Exhaust or make-up air ventilation at an air change in 4-5 hours should remove occupant generated moisture from inside the space. If not increase the air flow. Also ventilate 24/7 until the indoor dew points decline to near outdoor dew points. It is also critical to maintain heating inside to warm the inside surfaces where the mold is occurring.
Dehumidification should be used when the outdoor dew points are +55^F and the cooling load is not adequate to dehumidify the space. A proper setup a/c should have a cold coil that is -30^F colder than the a/c return temperature to max moisture removal.
All occupied space should have an air change in 4-5 hours when occupied regardless of the outdoor dew point. This is to purge indoor pollutants and renew oxygen.
Monitor indoor Temp/%RH/dew points, operate exhaust fans 24/7 until moisture is reduced. AZ outdoor dew points are currently 20-25^F. This is drier air than a dehumidifier can prodcue. When the outdoor dew points rise to +50^F, dehumidifiers are critical to lower indoor moisture from occupants and critical fresh air ventilation. Operate your ventilation on a occupancy bases with enough volume to change the air in 4-5 hours. If you have high occupancy or excess moisture generation, increase the air change rate.
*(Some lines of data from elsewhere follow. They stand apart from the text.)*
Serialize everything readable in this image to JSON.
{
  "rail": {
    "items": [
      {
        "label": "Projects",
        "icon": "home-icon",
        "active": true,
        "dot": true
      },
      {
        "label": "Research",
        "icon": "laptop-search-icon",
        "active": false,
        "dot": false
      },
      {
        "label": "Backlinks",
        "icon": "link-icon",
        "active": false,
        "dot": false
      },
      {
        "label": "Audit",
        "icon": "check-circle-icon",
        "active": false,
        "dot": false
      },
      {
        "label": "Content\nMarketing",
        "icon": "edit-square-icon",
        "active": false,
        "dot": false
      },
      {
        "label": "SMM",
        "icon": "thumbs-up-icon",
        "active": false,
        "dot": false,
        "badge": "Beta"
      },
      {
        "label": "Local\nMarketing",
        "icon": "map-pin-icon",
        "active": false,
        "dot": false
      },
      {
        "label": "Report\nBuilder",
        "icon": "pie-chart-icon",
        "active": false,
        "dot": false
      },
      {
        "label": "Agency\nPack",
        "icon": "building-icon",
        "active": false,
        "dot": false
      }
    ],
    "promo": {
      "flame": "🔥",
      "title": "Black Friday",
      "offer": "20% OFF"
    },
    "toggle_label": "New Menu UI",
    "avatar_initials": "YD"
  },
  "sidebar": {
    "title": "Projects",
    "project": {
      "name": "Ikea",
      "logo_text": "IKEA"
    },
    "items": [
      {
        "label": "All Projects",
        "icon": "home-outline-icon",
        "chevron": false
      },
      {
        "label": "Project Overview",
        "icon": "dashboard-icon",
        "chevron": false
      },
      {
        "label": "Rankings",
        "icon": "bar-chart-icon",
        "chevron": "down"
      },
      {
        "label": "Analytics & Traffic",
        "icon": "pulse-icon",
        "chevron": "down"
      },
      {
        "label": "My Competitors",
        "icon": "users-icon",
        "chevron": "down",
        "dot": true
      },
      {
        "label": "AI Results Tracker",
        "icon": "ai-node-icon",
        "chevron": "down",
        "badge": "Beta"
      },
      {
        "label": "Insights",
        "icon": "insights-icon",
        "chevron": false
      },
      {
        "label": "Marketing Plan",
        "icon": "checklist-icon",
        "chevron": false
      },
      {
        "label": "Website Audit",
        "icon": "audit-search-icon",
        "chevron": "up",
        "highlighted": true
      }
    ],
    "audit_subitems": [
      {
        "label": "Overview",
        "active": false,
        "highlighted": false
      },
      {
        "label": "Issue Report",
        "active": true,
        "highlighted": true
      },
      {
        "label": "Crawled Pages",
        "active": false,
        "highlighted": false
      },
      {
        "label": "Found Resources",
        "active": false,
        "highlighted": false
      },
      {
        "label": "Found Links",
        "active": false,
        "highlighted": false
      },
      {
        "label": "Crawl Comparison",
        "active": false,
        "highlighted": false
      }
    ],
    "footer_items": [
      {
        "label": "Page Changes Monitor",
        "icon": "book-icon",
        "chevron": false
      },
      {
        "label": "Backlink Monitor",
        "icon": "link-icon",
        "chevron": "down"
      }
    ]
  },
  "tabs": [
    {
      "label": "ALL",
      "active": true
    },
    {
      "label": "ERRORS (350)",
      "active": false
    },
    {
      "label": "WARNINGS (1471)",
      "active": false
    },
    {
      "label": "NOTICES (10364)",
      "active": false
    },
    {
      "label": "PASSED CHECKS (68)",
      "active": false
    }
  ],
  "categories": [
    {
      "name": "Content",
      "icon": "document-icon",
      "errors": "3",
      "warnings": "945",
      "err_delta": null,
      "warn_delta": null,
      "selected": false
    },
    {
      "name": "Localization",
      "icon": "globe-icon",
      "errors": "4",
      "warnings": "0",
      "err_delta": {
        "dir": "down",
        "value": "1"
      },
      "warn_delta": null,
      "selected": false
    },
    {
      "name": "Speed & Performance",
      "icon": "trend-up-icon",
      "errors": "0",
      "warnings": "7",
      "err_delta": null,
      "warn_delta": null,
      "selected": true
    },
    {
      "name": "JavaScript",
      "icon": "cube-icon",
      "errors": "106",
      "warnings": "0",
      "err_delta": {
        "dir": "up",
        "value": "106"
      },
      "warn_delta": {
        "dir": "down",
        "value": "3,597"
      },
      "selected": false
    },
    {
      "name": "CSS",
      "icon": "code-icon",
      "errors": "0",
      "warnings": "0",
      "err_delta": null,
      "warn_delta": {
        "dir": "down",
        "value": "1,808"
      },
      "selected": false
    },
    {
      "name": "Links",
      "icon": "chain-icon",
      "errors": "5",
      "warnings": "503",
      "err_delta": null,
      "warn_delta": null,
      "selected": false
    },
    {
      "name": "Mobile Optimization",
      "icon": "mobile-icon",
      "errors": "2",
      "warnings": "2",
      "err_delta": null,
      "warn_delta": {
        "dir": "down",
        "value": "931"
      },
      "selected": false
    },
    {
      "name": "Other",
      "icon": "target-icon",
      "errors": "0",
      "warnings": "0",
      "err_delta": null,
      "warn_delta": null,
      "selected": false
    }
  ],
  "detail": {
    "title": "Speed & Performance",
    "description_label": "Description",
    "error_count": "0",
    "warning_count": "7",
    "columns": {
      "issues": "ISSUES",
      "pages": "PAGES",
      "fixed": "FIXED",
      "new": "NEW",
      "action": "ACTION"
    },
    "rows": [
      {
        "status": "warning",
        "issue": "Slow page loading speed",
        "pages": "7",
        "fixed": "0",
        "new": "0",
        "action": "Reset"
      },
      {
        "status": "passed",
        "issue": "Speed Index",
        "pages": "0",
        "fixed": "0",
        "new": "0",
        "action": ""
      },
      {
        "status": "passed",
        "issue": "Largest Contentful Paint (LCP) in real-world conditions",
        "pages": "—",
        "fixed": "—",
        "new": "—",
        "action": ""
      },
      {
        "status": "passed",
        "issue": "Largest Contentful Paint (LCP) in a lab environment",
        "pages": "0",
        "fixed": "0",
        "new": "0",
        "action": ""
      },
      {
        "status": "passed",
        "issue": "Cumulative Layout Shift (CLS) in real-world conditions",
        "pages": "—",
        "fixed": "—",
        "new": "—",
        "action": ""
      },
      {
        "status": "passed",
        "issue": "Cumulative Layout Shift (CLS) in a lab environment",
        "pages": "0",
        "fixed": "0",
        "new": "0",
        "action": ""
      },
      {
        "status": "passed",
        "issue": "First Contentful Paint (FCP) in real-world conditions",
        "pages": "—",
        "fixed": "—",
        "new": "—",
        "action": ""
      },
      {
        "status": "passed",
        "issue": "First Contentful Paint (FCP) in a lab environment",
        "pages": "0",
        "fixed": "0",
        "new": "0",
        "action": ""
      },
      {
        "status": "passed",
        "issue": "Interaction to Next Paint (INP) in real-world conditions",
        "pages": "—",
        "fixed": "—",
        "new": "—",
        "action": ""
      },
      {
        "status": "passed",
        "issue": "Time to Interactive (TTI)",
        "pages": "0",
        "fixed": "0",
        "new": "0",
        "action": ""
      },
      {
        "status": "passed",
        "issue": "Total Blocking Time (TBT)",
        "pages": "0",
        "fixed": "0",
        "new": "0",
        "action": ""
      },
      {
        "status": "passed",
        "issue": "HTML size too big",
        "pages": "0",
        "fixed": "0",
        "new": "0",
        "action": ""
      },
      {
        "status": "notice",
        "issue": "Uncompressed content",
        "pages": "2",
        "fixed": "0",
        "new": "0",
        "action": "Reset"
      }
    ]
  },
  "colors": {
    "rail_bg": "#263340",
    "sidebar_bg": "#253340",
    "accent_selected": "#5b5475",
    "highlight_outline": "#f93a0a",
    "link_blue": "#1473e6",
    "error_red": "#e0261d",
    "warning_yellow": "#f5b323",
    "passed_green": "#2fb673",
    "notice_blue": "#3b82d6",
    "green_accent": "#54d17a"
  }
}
Hope this helps. Provide the actural indoor temps/%RH/indoor dew points for more help.
Any inside water leaks or cloths drying complicate the problem.
Bear Rules: Keep our home <50% RH summer, controls mites/mold and very comfortable.
Provide 60-100 cfm of fresh air when occupied to purge indoor pollutants and keep window dry during cold weather. T-stat setup/setback +8 hrs. saves energy
Use +Merv 10 air filter. -Don't forget the "Golden Rule"
There are generally 2 issues with damp buildings.
The first one is the building and it contents, are themselves full moisture. When add heat to dry the air (not really drying but changing the RH or the ability to absorb moisture), you normally get a flush, normally seen as condensation on the windows, at this point many stop, because they believe the problem is becoming worse, as you can see more evidence of water. You have to go through this point.
When this is achieved follow Teddy bears advice, this will fix the second issue of a build up in the future.
If the ambient drops below 6C and you have single glazed windows, it should not be un-common to see a condensation forming, as air that is to dry is equally as bad as air that is to damp.